# Ariens GT20 solenoid clicking



## allenbowman4 (Apr 26, 2014)

I've recently put a new ignition control module on my Ariens GT20 with a Kohler 20hp engine. It started and ran fine for 10 minutes. I shut it off and went to start it a few days later. The solenoid clicked and the starter turned very slow. I replaced the solenoid and same thing. I replaced the starter (had to pull the engine) and tried again. Now the solenoid is making a grinding sound and ther starter does not turn at all. It seems to be an electrical issue of current not getting to the starter, but I'm not sure what could be causing it.
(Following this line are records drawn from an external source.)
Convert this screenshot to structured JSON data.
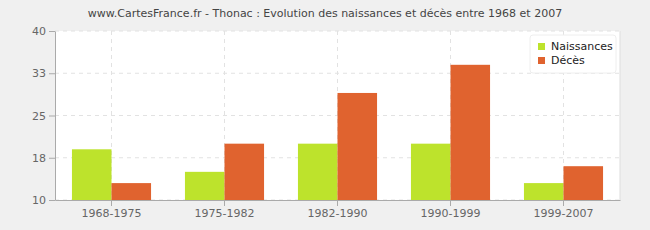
{
  "chart_data": {
    "type": "bar",
    "title": "www.CartesFrance.fr - Thonac : Evolution des naissances et décès entre 1968 et 2007",
    "categories": [
      "1968-1975",
      "1975-1982",
      "1982-1990",
      "1990-1999",
      "1999-2007"
    ],
    "series": [
      {
        "name": "Naissances",
        "color": "#bde32c",
        "values": [
          19,
          15,
          20,
          20,
          13
        ]
      },
      {
        "name": "Décès",
        "color": "#e0632f",
        "values": [
          13,
          20,
          29,
          34,
          16
        ]
      }
    ],
    "ylim": [
      10,
      40
    ],
    "yticks": [
      10,
      {
        "value": 17.5,
        "label": "18"
      },
      25,
      {
        "value": 32.5,
        "label": "33"
      },
      40
    ],
    "grid": true,
    "legend": "upper right"
  }
}
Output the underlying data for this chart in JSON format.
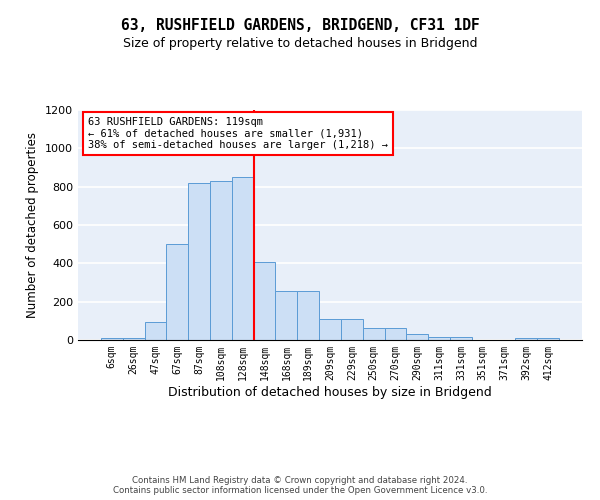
{
  "title": "63, RUSHFIELD GARDENS, BRIDGEND, CF31 1DF",
  "subtitle": "Size of property relative to detached houses in Bridgend",
  "xlabel": "Distribution of detached houses by size in Bridgend",
  "ylabel": "Number of detached properties",
  "footer_line1": "Contains HM Land Registry data © Crown copyright and database right 2024.",
  "footer_line2": "Contains public sector information licensed under the Open Government Licence v3.0.",
  "bar_labels": [
    "6sqm",
    "26sqm",
    "47sqm",
    "67sqm",
    "87sqm",
    "108sqm",
    "128sqm",
    "148sqm",
    "168sqm",
    "189sqm",
    "209sqm",
    "229sqm",
    "250sqm",
    "270sqm",
    "290sqm",
    "311sqm",
    "331sqm",
    "351sqm",
    "371sqm",
    "392sqm",
    "412sqm"
  ],
  "bar_values": [
    10,
    10,
    95,
    500,
    820,
    830,
    850,
    405,
    255,
    255,
    110,
    110,
    65,
    65,
    30,
    15,
    15,
    0,
    0,
    10,
    10
  ],
  "bar_color": "#ccdff5",
  "bar_edge_color": "#5b9bd5",
  "vline_color": "red",
  "vline_x": 6.5,
  "annotation_label": "63 RUSHFIELD GARDENS: 119sqm",
  "annotation_line1": "← 61% of detached houses are smaller (1,931)",
  "annotation_line2": "38% of semi-detached houses are larger (1,218) →",
  "ylim": [
    0,
    1200
  ],
  "yticks": [
    0,
    200,
    400,
    600,
    800,
    1000,
    1200
  ],
  "bg_color": "#e8eff9",
  "grid_color": "#ffffff"
}
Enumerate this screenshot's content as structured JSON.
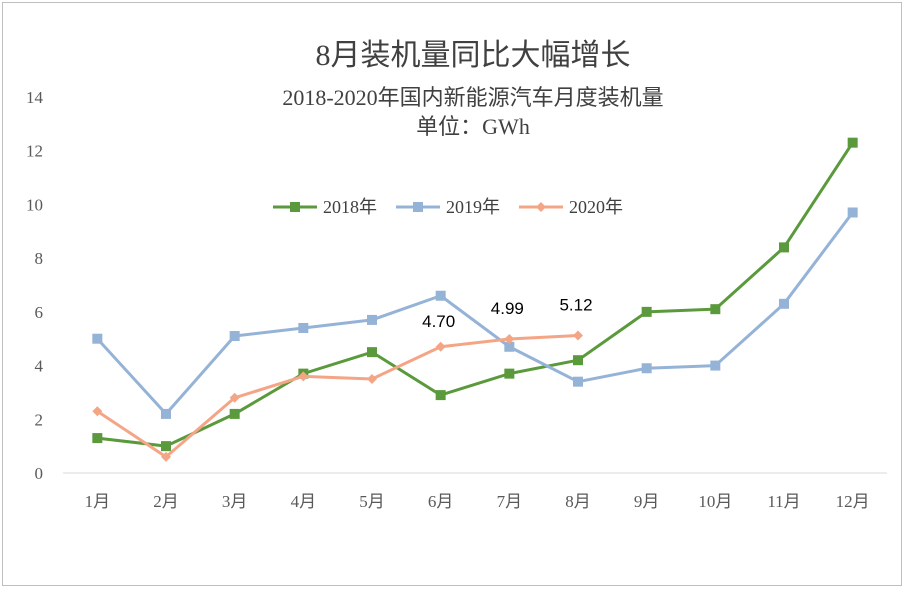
{
  "chart_data": {
    "type": "line",
    "title": "8月装机量同比大幅增长",
    "subtitle_lines": [
      "2018-2020年国内新能源汽车月度装机量",
      "单位：GWh"
    ],
    "categories": [
      "1月",
      "2月",
      "3月",
      "4月",
      "5月",
      "6月",
      "7月",
      "8月",
      "9月",
      "10月",
      "11月",
      "12月"
    ],
    "y_ticks": [
      "0",
      "2",
      "4",
      "6",
      "8",
      "10",
      "12",
      "14"
    ],
    "ylim": [
      0,
      14
    ],
    "grid": false,
    "legend_position": "top-center",
    "series": [
      {
        "name": "2018年",
        "color": "#5a9a3c",
        "marker": "square",
        "values": [
          1.3,
          1.0,
          2.2,
          3.7,
          4.5,
          2.9,
          3.7,
          4.2,
          6.0,
          6.1,
          8.4,
          12.3
        ]
      },
      {
        "name": "2019年",
        "color": "#95b3d7",
        "marker": "square",
        "values": [
          5.0,
          2.2,
          5.1,
          5.4,
          5.7,
          6.6,
          4.7,
          3.4,
          3.9,
          4.0,
          6.3,
          9.7
        ]
      },
      {
        "name": "2020年",
        "color": "#f4a586",
        "marker": "diamond",
        "values": [
          2.3,
          0.6,
          2.8,
          3.6,
          3.5,
          4.7,
          4.99,
          5.12,
          null,
          null,
          null,
          null
        ]
      }
    ],
    "annotations": [
      {
        "category": "6月",
        "label": "4.70"
      },
      {
        "category": "7月",
        "label": "4.99"
      },
      {
        "category": "8月",
        "label": "5.12"
      }
    ]
  }
}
Solenoid is new and all cables seem to be OK. Fuse is good. Any thoughts on what it could be? This tractor is very frustrating.


----------



## Country Boy (Mar 18, 2010)

Sounds like your battery is bad. Try putting your voltmeter on it and have someone try to crank the engine. If the voltage drops below 9-10v when cranking, then the battery is probably bad, or you have a bad ground between the battery and the starter. Check your grounds to be sure they are clean and tight.


----------



## GTcollector (Dec 27, 2010)

Country Boy said:


> Sounds like your battery is bad. Try putting your voltmeter on it and have someone try to crank the engine. If the voltage drops below 9-10v when cranking, then the battery is probably bad, or you have a bad ground between the battery and the starter. Check your grounds to be sure they are clean and tight.


Thats what it sounds like, Is it just me or do some of the Ariens with the twins seem to have more electrical issues? I guess its just the nature of the beast when you get more lights and gadgets.


----------



## Country Boy (Mar 18, 2010)

The GT's in general from Ariens had wiring issues. If you look at the rat's nest of wires under the dash area by the battery, you'd see why. They over engineered that unit, and there are way more wires there than there really needs to be. A modern tractor has probably 1/4-1/2 of the number of wires compared to those tractors.


----------



## allenbowman4 (Apr 26, 2014)

New battery did the trick. Thanks! However, after one mowing I now have a hydraulic line leaking......ugh! Back to the garage.


----------